Der Ironman mit dem spektakulären Finale, der Weltmeisterschaft auf der Hawaii-Insel Big Island, ist längst ein hochwertiges Markenprodukt. Der Titel „Ironman“ ist geschützt. Wer in der Welt einen Triathlon-Wettkampf ausrichten und als Ironman anpreisen will, muss Lizenzgebühren bezahlen. Und nur bei diesen lizensierten Veranstaltungen können die begehrten Startplätze erkämpft werden.

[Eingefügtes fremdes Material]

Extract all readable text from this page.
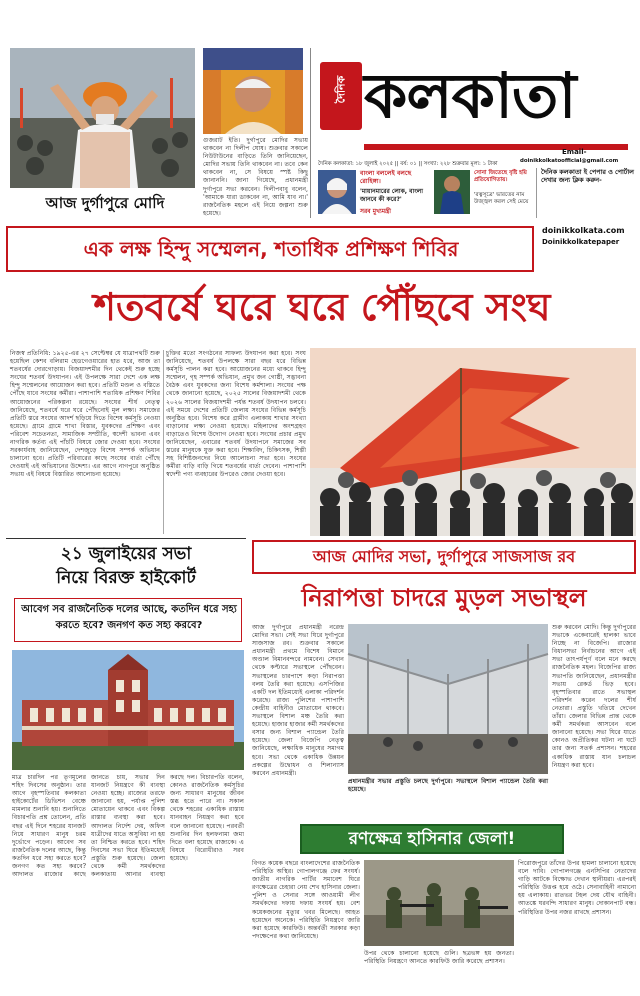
গুজরাট ইতি। দুর্গাপুরে মোদির সভায় থাকবেন না দিলীপ ঘোষ। শুক্রবার সকালে নিউটাউনের বাড়িতে তিনি জানিয়েছেন, মোদির সভায় তিনি থাকবেন না। তবে কেন থাকবেন না, সে বিষয়ে স্পষ্ট কিছু জানাননি। জানা গিয়েছে, প্রধানমন্ত্রী দুর্গাপুরে সভা করবেন। দিলীপবাবু বলেন, 'আমাকে যারা ডাকবেন না, আমি যাব না।' রাজনৈতিক মহলে এই নিয়ে জল্পনা শুরু হয়েছে।
আজ দুর্গাপুরে মোদি
দৈনিক কলকাতা
দৈনিক কলকাতা: ১৮ জুলাই ২০২৫ || বর্ষ: ০১ || সংখ্যা: ২২৮ শুক্রবার মূল্য: ১ টাকা
Email-
doinikkolkatoofficial@gmail.com
বাংলা বললেই বলছে রোহিঙ্গা।
'মায়ানমারের লোক, বাংলা জানবে কী করে?'
সরব মুখ্যমন্ত্রী
সোনা জিতেছে বৃষ্টি হয়ি প্রতিযোগিতায়।
'রত্নসূত্রে' ভারতের নাম উজ্জ্বল করল সেই মেয়ে
দৈনিক কলকাতা ই পেপার ও পোর্টাল দেখার জন্য ক্লিক করুন-
doinikkolkata.com
Doinikkolkatepaper
এক লক্ষ হিন্দু সম্মেলন, শতাধিক প্রশিক্ষণ শিবির
শতবর্ষে ঘরে ঘরে পৌঁছবে সংঘ
নিজস্ব প্রতিনিধি: ১৯২৫-এর ২৭ সেপ্টেম্বর যে যাত্রাপথটি শুরু হয়েছিল কেশব বলিরাম হেডগেওয়ারের হাত ধরে, আজ তা শতবর্ষের দোরগোড়ায়। বিজয়াদশমীর দিন থেকেই শুরু হচ্ছে সংঘের শতবর্ষ উদযাপন। এই উপলক্ষে সারা দেশে এক লক্ষ হিন্দু সম্মেলনের আয়োজন করা হবে। প্রতিটি মণ্ডল ও বস্তিতে পৌঁছে যাবে সংঘের কর্মীরা। পাশাপাশি শতাধিক প্রশিক্ষণ শিবির আয়োজনের পরিকল্পনা রয়েছে। সংঘের শীর্ষ নেতৃত্ব জানিয়েছে, শতবর্ষে ঘরে ঘরে পৌঁছনোই মূল লক্ষ্য। সমাজের প্রতিটি স্তরে সংঘের আদর্শ ছড়িয়ে দিতে বিশেষ কর্মসূচি নেওয়া হয়েছে। গ্রামে গ্রামে শাখা বিস্তার, যুবকদের প্রশিক্ষণ এবং পরিবেশ সচেতনতা, সামাজিক সম্প্রীতি, স্বদেশী ভাবনা এবং নাগরিক কর্তব্য এই পাঁচটি বিষয়ে জোর দেওয়া হবে। সংঘের সরকার্যবাহ জানিয়েছেন, দেশজুড়ে বিশেষ সম্পর্ক অভিযান চালানো হবে। প্রতিটি পরিবারের কাছে সংঘের বার্তা পৌঁছে দেওয়াই এই অভিযানের উদ্দেশ্য। এর আগে নাগপুরে অনুষ্ঠিত সভায় এই বিষয়ে বিস্তারিত আলোচনা হয়েছে।
চুক্তির মতো সংগঠনের সাফল্য উদযাপন করা হবে। সংঘ জানিয়েছে, শতবর্ষ উপলক্ষে সারা বছর ধরে বিভিন্ন কর্মসূচি পালন করা হবে। আয়োজনের মধ্যে থাকবে হিন্দু সম্মেলন, গৃহ সম্পর্ক অভিযান, প্রমুখ জন গোষ্ঠী, সদ্ভাবনা বৈঠক এবং যুবকদের জন্য বিশেষ কর্মশালা। সংঘের পক্ষ থেকে জানানো হয়েছে, ২০২৫ সালের বিজয়াদশমী থেকে ২০২৬ সালের বিজয়াদশমী পর্যন্ত শতবর্ষ উদযাপন চলবে। এই সময়ে দেশের প্রতিটি জেলায় সংঘের বিভিন্ন কর্মসূচি অনুষ্ঠিত হবে। বিশেষ করে গ্রামীণ এলাকায় শাখার সংখ্যা বাড়ানোর লক্ষ্য নেওয়া হয়েছে। মহিলাদের অংশগ্রহণ বাড়াতেও বিশেষ উদ্যোগ নেওয়া হবে। সংঘের প্রচার প্রমুখ জানিয়েছেন, এবারের শতবর্ষ উদযাপনে সমাজের সব স্তরের মানুষকে যুক্ত করা হবে। শিক্ষাবিদ, চিকিৎসক, শিল্পী সহ বিশিষ্টজনদের নিয়ে আলোচনা সভা হবে। সংঘের কর্মীরা বাড়ি বাড়ি গিয়ে শতবর্ষের বার্তা দেবেন। পাশাপাশি স্বদেশী পণ্য ব্যবহারের উপরেও জোর দেওয়া হবে।
২১ জুলাইয়ের সভা
নিয়ে বিরক্ত হাইকোর্ট
আবেগ সব রাজনৈতিক দলের আছে, কতদিন ধরে সহ্য করতে হবে? জনগণ কত সহ্য করবে?
মাত্র চারদিন পর তৃণমূলের শহিদ দিবসের অনুষ্ঠান। তার আগে বৃহস্পতিবার কলকাতা হাইকোর্টের ডিভিশন বেঞ্চে মামলার শুনানি হয়। শুনানিতে বিচারপতি প্রশ্ন তোলেন, প্রতি বছর এই দিনে শহরের যানজট নিয়ে সাধারণ মানুষ চরম দুর্ভোগে পড়েন। আবেগ সব রাজনৈতিক দলের আছে, কিন্তু কতদিন ধরে সহ্য করতে হবে? জনগণ কত সহ্য করবে? আদালত রাজ্যের কাছে জানতে চায়, সভার দিন যানজট নিয়ন্ত্রণে কী ব্যবস্থা নেওয়া হচ্ছে। রাজ্যের তরফে জানানো হয়, পর্যাপ্ত পুলিশ মোতায়েন থাকবে এবং বিকল্প রাস্তার ব্যবস্থা করা হবে। আদালত নির্দেশ দেয়, অফিস যাত্রীদের যাতে অসুবিধা না হয় তা নিশ্চিত করতে হবে। শহিদ দিবসের সভা ঘিরে ইতিমধ্যেই প্রস্তুতি শুরু হয়েছে। জেলা থেকে কর্মী সমর্থকদের কলকাতায় আনার ব্যবস্থা করছে দল। বিচারপতি বলেন, কোনও রাজনৈতিক কর্মসূচির জন্য সাধারণ মানুষের জীবন স্তব্ধ হতে পারে না। সকাল থেকে শহরের একাধিক রাস্তায় যানবাহন নিয়ন্ত্রণ করা হবে বলে জানানো হয়েছে। পরবর্তী শুনানির দিন হলফনামা জমা দিতে বলা হয়েছে রাজ্যকে। এ বিষয়ে বিরোধীরাও সরব হয়েছে।
আজ মোদির সভা, দুর্গাপুরে সাজসাজ রব
নিরাপত্তা চাদরে মুড়ল সভাস্থল
আজ দুর্গাপুরে প্রধানমন্ত্রী নরেন্দ্র মোদির সভা। সেই সভা ঘিরে দুর্গাপুরে সাজসাজ রব। শুক্রবার সকালে প্রধানমন্ত্রী প্রথমে বিশেষ বিমানে অণ্ডাল বিমানবন্দরে নামবেন। সেখান থেকে কপ্টারে সভাস্থলে পৌঁছবেন। সভাস্থলের চারপাশে কড়া নিরাপত্তা বলয় তৈরি করা হয়েছে। এসপিজির একটি দল ইতিমধ্যেই এলাকা পরিদর্শন করেছে। রাজ্য পুলিশের পাশাপাশি কেন্দ্রীয় বাহিনীও মোতায়েন থাকবে। সভাস্থলে বিশাল মঞ্চ তৈরি করা হয়েছে। হাজার হাজার কর্মী সমর্থকদের বসার জন্য বিশাল প্যান্ডেল তৈরি হয়েছে। জেলা বিজেপি নেতৃত্ব জানিয়েছে, লক্ষাধিক মানুষের সমাগম হবে। সভা থেকে একাধিক উন্নয়ন প্রকল্পের উদ্বোধন ও শিলান্যাস করবেন প্রধানমন্ত্রী।
শুরু করবেন মোদি। কিন্তু দুর্গাপুরের সভাকে একেবারেই হালকা ভাবে নিচ্ছে না বিজেপি। রাজ্যের বিধানসভা নির্বাচনের আগে এই সভা তাৎপর্যপূর্ণ বলে মনে করছে রাজনৈতিক মহল। বিজেপির রাজ্য সভাপতি জানিয়েছেন, প্রধানমন্ত্রীর সভায় রেকর্ড ভিড় হবে। বৃহস্পতিবার রাতে সভাস্থল পরিদর্শন করেন দলের শীর্ষ নেতারা। প্রস্তুতি খতিয়ে দেখেন তাঁরা। জেলার বিভিন্ন প্রান্ত থেকে কর্মী সমর্থকরা আসবেন বলে জানানো হয়েছে। সভা ঘিরে যাতে কোনও অপ্রীতিকর ঘটনা না ঘটে তার জন্য সতর্ক প্রশাসন। শহরের একাধিক রাস্তায় যান চলাচল নিয়ন্ত্রণ করা হবে।
প্রধানমন্ত্রীর সভার প্রস্তুতি চলছে দুর্গাপুরে। সভাস্থলে বিশাল প্যান্ডেল তৈরি করা হয়েছে।
রণক্ষেত্র হাসিনার জেলা!
বিগত কয়েক বছরে বাংলাদেশের রাজনৈতিক পরিস্থিতি অস্থির। গোপালগঞ্জে ফের সংঘর্ষ। জাতীয় নাগরিক পার্টির সমাবেশ ঘিরে রণক্ষেত্রের চেহারা নেয় শেখ হাসিনার জেলা। পুলিশ ও সেনার সঙ্গে আওয়ামী লীগ সমর্থকদের দফায় দফায় সংঘর্ষ হয়। বেশ কয়েকজনের মৃত্যুর খবর মিলেছে। আহত হয়েছেন অনেকে। পরিস্থিতি নিয়ন্ত্রণে জারি করা হয়েছে কারফিউ। অন্তর্বর্তী সরকার কড়া পদক্ষেপের কথা জানিয়েছে।
উপর থেকে চালানো হয়েছে গুলি। ছত্রভঙ্গ হয় জনতা। পরিস্থিতি নিয়ন্ত্রণে আনতে কারফিউ জারি করেছে প্রশাসন।
পিরোজপুরে তাঁদের উপর হামলা চালানো হয়েছে বলে দাবি। গোপালগঞ্জে এনসিপির নেতাদের গাড়ি আটকে বিক্ষোভ দেখান স্থানীয়রা। এরপরই পরিস্থিতি উত্তপ্ত হয়ে ওঠে। সেনাবাহিনী নামানো হয় এলাকায়। রাতভর টহল দেয় যৌথ বাহিনী। আতঙ্কে ঘরবন্দি সাধারণ মানুষ। দোকানপাট বন্ধ। পরিস্থিতির উপর নজর রাখছে প্রশাসন।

Weltweit gibt es mehr als 30 solcher Dreikämpfe, an denen an die 200.000 Triathleten ihrem Traum hinterherjagen. In Deutschland ist Frankfurt die schwierigste Hürde. „Die letzten vier Jahre habe ich mich Monate lang auf einen solchen Triathlon vorbereitet“, sagt Morris Stahl, „und viermal bin ich gescheitert. In Klagenfurt habe ich 9:38 Stunden benötigt. Das war meine schnellste Zeit und trotzdem war ich vier Minuten zu langsam .“

Frankfurt musste er absagen, der Rücken machte Probleme. Dann hörte er, dass bei der Qualifikation in Kopenhagen noch Plätze frei seien. „Kopenhagen, das war der Tag der Tage für mich“, sagt Morris Stahl, und noch Wochen später klingt durch, wie überwältigt und glücklich er im Ziel war. 9:27 Stunden, das bedeutete persönliche Bestzeit. Morris Stahl ist am Ziel seiner Sehnsucht, die ihm über so viele Jahre keine Ruhe ließ.

Am 3. Oktober werden er und Ehefrau Nicole in das Abenteuer aufbrechen. Am 12. Oktober morgens um sieben Uhr wird er vom Pier aus in Kailua mit knapp 2000 anderen in den Ozean springen. Er hat es geschafft. Er ist dabei, beim Ironman 2013 auf Hawaii.